Female directors of UK firms work longer than their male counterparts but earn on average 19% - or £14,028 - a year less, a study suggests.
The basic average salary of a male UK business director is £74,028
And the gender pay gap in the voluntary sector is about 25%, the Institute of Directors (IOD) report said.
Most directors, whether male or female, had only "moderate" pay rises last year and fewer than 50% of managing directors got company cars, it added.
The 'fat cat' image of Britain's bosses was misleading, the report claimed.
It found that the average female director earned £60,000 and worked 51.25 hours a week in a small-to-medium company and 57 hours in a larger firm.

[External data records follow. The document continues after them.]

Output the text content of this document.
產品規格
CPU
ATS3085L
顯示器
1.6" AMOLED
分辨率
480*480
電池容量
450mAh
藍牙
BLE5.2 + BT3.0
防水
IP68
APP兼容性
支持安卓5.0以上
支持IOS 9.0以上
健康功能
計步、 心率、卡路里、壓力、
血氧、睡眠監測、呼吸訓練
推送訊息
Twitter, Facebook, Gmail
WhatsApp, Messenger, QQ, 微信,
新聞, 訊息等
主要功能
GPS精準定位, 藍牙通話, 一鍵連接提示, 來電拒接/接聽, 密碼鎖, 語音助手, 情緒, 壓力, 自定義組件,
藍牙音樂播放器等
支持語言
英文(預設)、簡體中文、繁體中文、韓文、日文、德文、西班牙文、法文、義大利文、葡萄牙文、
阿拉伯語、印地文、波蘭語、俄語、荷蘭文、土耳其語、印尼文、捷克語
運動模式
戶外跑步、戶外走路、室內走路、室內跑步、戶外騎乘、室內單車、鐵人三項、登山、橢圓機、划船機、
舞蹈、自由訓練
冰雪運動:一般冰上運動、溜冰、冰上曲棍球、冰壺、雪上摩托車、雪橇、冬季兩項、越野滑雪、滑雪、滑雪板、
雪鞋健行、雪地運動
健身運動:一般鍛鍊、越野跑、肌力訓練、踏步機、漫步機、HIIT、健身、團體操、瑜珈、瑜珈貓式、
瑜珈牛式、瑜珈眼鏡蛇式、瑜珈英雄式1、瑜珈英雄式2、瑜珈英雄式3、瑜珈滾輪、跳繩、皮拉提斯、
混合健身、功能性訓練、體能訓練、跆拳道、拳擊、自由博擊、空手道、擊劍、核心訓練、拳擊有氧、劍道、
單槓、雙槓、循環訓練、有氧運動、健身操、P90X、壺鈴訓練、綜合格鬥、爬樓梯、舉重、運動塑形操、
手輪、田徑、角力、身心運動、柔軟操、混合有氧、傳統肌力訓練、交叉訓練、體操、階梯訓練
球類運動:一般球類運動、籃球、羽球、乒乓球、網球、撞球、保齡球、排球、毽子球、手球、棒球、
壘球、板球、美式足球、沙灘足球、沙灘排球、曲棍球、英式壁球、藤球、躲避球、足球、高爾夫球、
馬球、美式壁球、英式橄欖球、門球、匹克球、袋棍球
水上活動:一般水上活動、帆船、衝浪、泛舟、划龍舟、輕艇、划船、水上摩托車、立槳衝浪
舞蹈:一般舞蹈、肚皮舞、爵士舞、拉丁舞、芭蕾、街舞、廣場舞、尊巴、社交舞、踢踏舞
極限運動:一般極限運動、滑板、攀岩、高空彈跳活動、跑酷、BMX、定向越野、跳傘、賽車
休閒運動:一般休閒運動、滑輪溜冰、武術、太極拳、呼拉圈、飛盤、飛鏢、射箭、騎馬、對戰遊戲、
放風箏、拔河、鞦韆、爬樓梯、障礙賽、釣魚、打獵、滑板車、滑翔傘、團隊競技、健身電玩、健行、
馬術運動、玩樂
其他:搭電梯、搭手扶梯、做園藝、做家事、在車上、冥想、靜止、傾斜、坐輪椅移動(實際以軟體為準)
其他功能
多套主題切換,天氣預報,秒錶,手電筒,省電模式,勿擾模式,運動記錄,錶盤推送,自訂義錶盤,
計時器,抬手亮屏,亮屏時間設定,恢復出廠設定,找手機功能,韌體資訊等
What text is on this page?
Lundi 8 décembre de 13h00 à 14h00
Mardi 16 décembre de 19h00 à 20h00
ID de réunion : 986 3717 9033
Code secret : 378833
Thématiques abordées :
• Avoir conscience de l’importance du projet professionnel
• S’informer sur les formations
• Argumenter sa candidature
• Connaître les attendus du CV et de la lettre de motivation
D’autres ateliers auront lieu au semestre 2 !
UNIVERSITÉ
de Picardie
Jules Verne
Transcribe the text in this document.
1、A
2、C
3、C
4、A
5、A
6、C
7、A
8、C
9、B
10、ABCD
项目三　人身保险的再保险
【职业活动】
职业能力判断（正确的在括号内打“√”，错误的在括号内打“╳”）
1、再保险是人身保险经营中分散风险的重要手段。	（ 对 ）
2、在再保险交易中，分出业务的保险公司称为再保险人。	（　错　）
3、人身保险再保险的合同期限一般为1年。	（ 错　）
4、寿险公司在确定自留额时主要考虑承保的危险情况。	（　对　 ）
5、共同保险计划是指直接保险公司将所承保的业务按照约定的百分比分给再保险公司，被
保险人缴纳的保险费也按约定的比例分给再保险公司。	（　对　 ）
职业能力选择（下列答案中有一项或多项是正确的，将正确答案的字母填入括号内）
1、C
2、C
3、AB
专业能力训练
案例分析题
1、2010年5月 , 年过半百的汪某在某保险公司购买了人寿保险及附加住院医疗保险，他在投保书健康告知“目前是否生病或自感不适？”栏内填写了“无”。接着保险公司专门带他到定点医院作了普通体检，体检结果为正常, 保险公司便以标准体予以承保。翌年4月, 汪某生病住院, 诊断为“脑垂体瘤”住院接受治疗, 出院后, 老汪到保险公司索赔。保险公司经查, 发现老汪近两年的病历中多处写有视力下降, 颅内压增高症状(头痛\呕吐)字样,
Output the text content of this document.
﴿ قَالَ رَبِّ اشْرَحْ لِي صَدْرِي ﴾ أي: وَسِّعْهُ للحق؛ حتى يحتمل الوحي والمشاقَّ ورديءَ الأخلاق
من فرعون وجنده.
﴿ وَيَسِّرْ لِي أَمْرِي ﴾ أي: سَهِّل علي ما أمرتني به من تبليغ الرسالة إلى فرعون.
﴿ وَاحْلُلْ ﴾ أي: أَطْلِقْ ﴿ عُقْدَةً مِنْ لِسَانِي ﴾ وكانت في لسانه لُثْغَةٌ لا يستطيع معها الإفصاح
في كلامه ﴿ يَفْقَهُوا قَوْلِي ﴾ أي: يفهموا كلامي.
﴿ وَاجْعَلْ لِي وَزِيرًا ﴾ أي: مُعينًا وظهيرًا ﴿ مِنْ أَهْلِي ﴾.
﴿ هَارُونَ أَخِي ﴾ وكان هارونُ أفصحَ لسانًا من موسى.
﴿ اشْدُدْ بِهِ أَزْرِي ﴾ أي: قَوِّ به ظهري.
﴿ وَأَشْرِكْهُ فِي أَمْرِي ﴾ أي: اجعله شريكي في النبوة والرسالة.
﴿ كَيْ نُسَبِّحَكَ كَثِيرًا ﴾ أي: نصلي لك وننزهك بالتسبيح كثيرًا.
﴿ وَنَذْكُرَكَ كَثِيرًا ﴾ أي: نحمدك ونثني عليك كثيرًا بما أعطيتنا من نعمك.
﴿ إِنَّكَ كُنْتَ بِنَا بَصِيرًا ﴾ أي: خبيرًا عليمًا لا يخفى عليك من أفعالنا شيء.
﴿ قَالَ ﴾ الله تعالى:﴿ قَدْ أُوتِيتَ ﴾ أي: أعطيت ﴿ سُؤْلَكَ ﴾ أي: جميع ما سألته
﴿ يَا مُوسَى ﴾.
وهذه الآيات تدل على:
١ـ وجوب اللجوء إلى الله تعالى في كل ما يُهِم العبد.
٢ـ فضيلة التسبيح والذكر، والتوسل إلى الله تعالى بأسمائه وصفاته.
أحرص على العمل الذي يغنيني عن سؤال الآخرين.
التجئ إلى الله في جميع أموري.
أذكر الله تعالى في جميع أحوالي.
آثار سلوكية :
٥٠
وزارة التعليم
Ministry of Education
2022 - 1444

Their male counterparts had an average basic pay of £74,028 and spent on average 50 hours at work or 55 hours at a larger firm - described as one which turned over between £50m and £500m a year.
"Although there has been a decrease from a 24% gap to 19% this is hardly grounds for celebration", said IoD general director Miles Templeman.
"Even those who break through the glass ceiling and reach board level will find there's another roof over their heads."
The average director had a 3.2% pay rise last year, the IoD said, with "significant " numbers not taking all of their holiday entitlement.
The IoD study, with pay consultancy group Croner Reward, looked at 3,815 director jobs at about 1,000 organisations.
It found considerable regional disparities with London-based directors earning more than 30% more than directors in Northern Ireland.
In the East Midlands, the average director earned 3.2% above the average national rate, while those in Scotland and North West England were paid 11% to 21% below that level.
"It's right that directors' pay is coming under ever increasing scrutiny but we need to highlight the clear distinction between the FTSE 100 and the vast majority of businesses which make up UK plc," Mr Templeman said.
A separate study by the Chartered Management Institute (CMI) found that women managers were still being paid on average £5,147 a year, or 12%, less then men.
This was despite the female bosses having gained bigger pay rises than their male counterparts for the 10th year in a row.
Its survey found that the average salary, including bonuses, for female managers rose in 2005 to £43,521, while men earned £48,668.